Park Safety: Making Sure Everyone Stays Safe

People seek out parks for many reasons – everything from sports to activities, to just relaxing. City parks are useful for people in Boston neighborhoods, they can quickly become a liability when parks become unsafe and as a result, particularly with more people around. To keep parks safe for everyone, be sure to follow these tips:


Be Aware of Your Surroundings

While walking in a park or on a walking path, be alert of others who are walking, jogging, biking, skateboarding, or scootering. Avoid earbuds and try to keep phones and other electronics out of sight. 

Be Respectful

When using public parks, make sure you are respectful to those around you.

See Something, Say Something

If you see anything suspicious or behavior that is suspicious, call the police.


Keep Dogs Leashed

All dogs should be leashed at parks unless otherwise specified in the rules of the park, or at a fenced-in dog area. 

Follow Dog Park Etiquette

Pet owners should know that dog parks are meant for pets that are well-socialized. Avoid bringing aggressive dogs. Owners should be attentive at all times.

Make Sure Dogs Are Vaccinated

Dogs should be vaccinated with the Bordetella vaccine, which prevents “kennel cough”, as well as vaccinated for canine influenza and rabies.


Use a Helmet

Always wear a helmet when riding your bike in the city, or using a Blue Bike.

Bicycle Locks 

When locking up your bike, consider using a heavy-duty U-shaped lock at a bike rack, stand, or other stationary location.

Bike Theft 

Be sure to report a stolen bicycle to the police.
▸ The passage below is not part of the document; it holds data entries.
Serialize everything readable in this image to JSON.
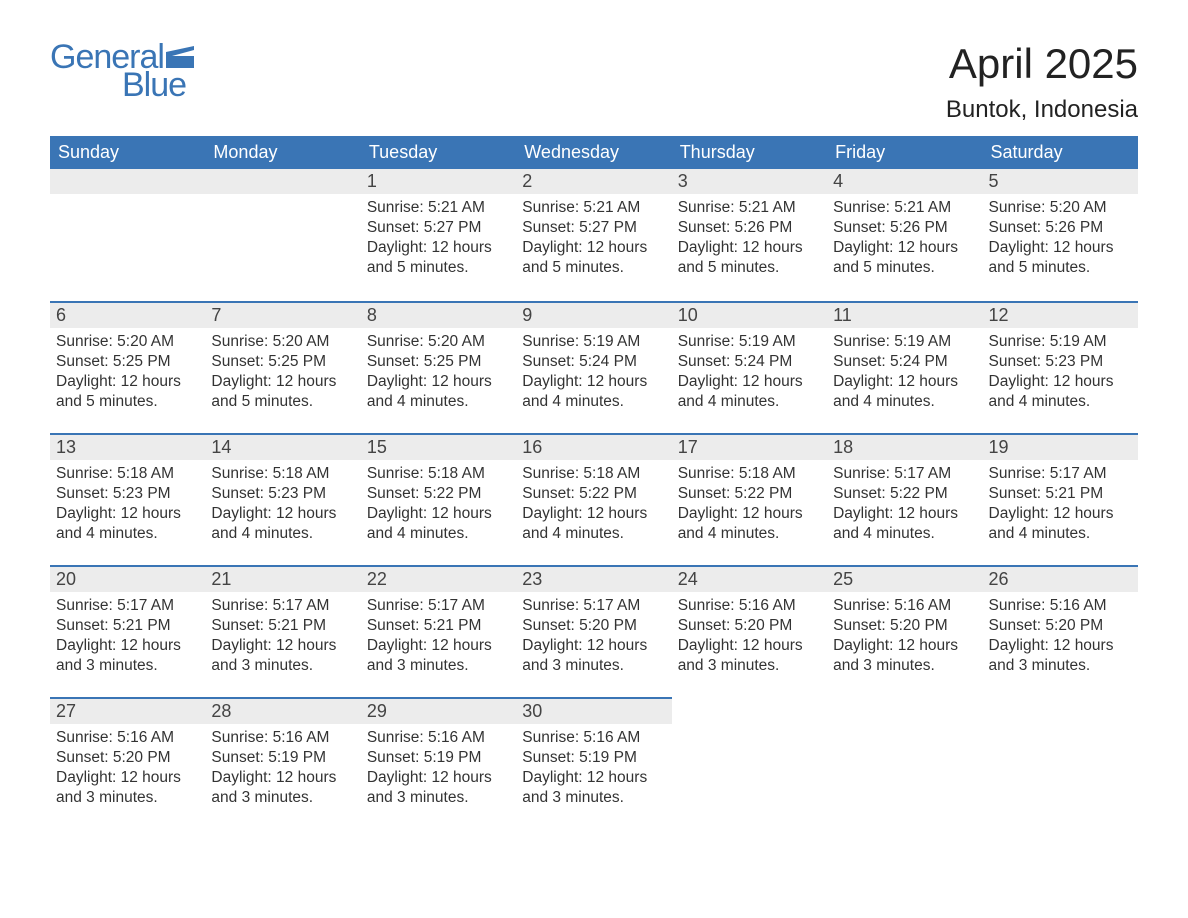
{
  "logo": {
    "text_general": "General",
    "text_blue": "Blue",
    "brand_color": "#3a75b5",
    "flag_color": "#3a75b5"
  },
  "header": {
    "month_title": "April 2025",
    "location": "Buntok, Indonesia"
  },
  "style": {
    "header_bg": "#3a75b5",
    "header_text": "#ffffff",
    "daynum_bg": "#ececec",
    "row_border": "#3a75b5",
    "body_text": "#333333",
    "page_bg": "#ffffff",
    "title_fontsize": 42,
    "location_fontsize": 24,
    "dayheader_fontsize": 18,
    "body_fontsize": 15.5
  },
  "day_headers": [
    "Sunday",
    "Monday",
    "Tuesday",
    "Wednesday",
    "Thursday",
    "Friday",
    "Saturday"
  ],
  "weeks": [
    [
      null,
      null,
      {
        "n": "1",
        "sunrise": "5:21 AM",
        "sunset": "5:27 PM",
        "daylight": "12 hours and 5 minutes."
      },
      {
        "n": "2",
        "sunrise": "5:21 AM",
        "sunset": "5:27 PM",
        "daylight": "12 hours and 5 minutes."
      },
      {
        "n": "3",
        "sunrise": "5:21 AM",
        "sunset": "5:26 PM",
        "daylight": "12 hours and 5 minutes."
      },
      {
        "n": "4",
        "sunrise": "5:21 AM",
        "sunset": "5:26 PM",
        "daylight": "12 hours and 5 minutes."
      },
      {
        "n": "5",
        "sunrise": "5:20 AM",
        "sunset": "5:26 PM",
        "daylight": "12 hours and 5 minutes."
      }
    ],
    [
      {
        "n": "6",
        "sunrise": "5:20 AM",
        "sunset": "5:25 PM",
        "daylight": "12 hours and 5 minutes."
      },
      {
        "n": "7",
        "sunrise": "5:20 AM",
        "sunset": "5:25 PM",
        "daylight": "12 hours and 5 minutes."
      },
      {
        "n": "8",
        "sunrise": "5:20 AM",
        "sunset": "5:25 PM",
        "daylight": "12 hours and 4 minutes."
      },
      {
        "n": "9",
        "sunrise": "5:19 AM",
        "sunset": "5:24 PM",
        "daylight": "12 hours and 4 minutes."
      },
      {
        "n": "10",
        "sunrise": "5:19 AM",
        "sunset": "5:24 PM",
        "daylight": "12 hours and 4 minutes."
      },
      {
        "n": "11",
        "sunrise": "5:19 AM",
        "sunset": "5:24 PM",
        "daylight": "12 hours and 4 minutes."
      },
      {
        "n": "12",
        "sunrise": "5:19 AM",
        "sunset": "5:23 PM",
        "daylight": "12 hours and 4 minutes."
      }
    ],
    [
      {
        "n": "13",
        "sunrise": "5:18 AM",
        "sunset": "5:23 PM",
        "daylight": "12 hours and 4 minutes."
      },
      {
        "n": "14",
        "sunrise": "5:18 AM",
        "sunset": "5:23 PM",
        "daylight": "12 hours and 4 minutes."
      },
      {
        "n": "15",
        "sunrise": "5:18 AM",
        "sunset": "5:22 PM",
        "daylight": "12 hours and 4 minutes."
      },
      {
        "n": "16",
        "sunrise": "5:18 AM",
        "sunset": "5:22 PM",
        "daylight": "12 hours and 4 minutes."
      },
      {
        "n": "17",
        "sunrise": "5:18 AM",
        "sunset": "5:22 PM",
        "daylight": "12 hours and 4 minutes."
      },
      {
        "n": "18",
        "sunrise": "5:17 AM",
        "sunset": "5:22 PM",
        "daylight": "12 hours and 4 minutes."
      },
      {
        "n": "19",
        "sunrise": "5:17 AM",
        "sunset": "5:21 PM",
        "daylight": "12 hours and 4 minutes."
      }
    ],
    [
      {
        "n": "20",
        "sunrise": "5:17 AM",
        "sunset": "5:21 PM",
        "daylight": "12 hours and 3 minutes."
      },
      {
        "n": "21",
        "sunrise": "5:17 AM",
        "sunset": "5:21 PM",
        "daylight": "12 hours and 3 minutes."
      },
      {
        "n": "22",
        "sunrise": "5:17 AM",
        "sunset": "5:21 PM",
        "daylight": "12 hours and 3 minutes."
      },
      {
        "n": "23",
        "sunrise": "5:17 AM",
        "sunset": "5:20 PM",
        "daylight": "12 hours and 3 minutes."
      },
      {
        "n": "24",
        "sunrise": "5:16 AM",
        "sunset": "5:20 PM",
        "daylight": "12 hours and 3 minutes."
      },
      {
        "n": "25",
        "sunrise": "5:16 AM",
        "sunset": "5:20 PM",
        "daylight": "12 hours and 3 minutes."
      },
      {
        "n": "26",
        "sunrise": "5:16 AM",
        "sunset": "5:20 PM",
        "daylight": "12 hours and 3 minutes."
      }
    ],
    [
      {
        "n": "27",
        "sunrise": "5:16 AM",
        "sunset": "5:20 PM",
        "daylight": "12 hours and 3 minutes."
      },
      {
        "n": "28",
        "sunrise": "5:16 AM",
        "sunset": "5:19 PM",
        "daylight": "12 hours and 3 minutes."
      },
      {
        "n": "29",
        "sunrise": "5:16 AM",
        "sunset": "5:19 PM",
        "daylight": "12 hours and 3 minutes."
      },
      {
        "n": "30",
        "sunrise": "5:16 AM",
        "sunset": "5:19 PM",
        "daylight": "12 hours and 3 minutes."
      },
      null,
      null,
      null
    ]
  ],
  "labels": {
    "sunrise": "Sunrise: ",
    "sunset": "Sunset: ",
    "daylight": "Daylight: "
  }
}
Reporting is important for the possible recovery of your bicycle as well as for general tracking of the issue.


Porta-Potty Safety

While many public bathrooms are closed during COVID-19, there are several porta-potties that are open to the public. For safety, a stand-to-pee device can be used as a way to avoid direct contact with public toilets.

Southwest Corridor Park

Walking at Night

Walking Paths Should be Well-Lit 

If possible, walk home with someone. Make sure walking paths are lit. Most in Boston, Brookline, and Cambridge do not have lights, while others may only have lights along pathways or at certain parts of the park. Try to stay on the pathways.

Use Blue light Emergency Towers

Ever notice those tall poles with lights at a park? They are called blue light emergency towers, and they are there for a reason. In case of emergency, can be used 24/7 as a completely wireless emergency phone that connects directly to public safety.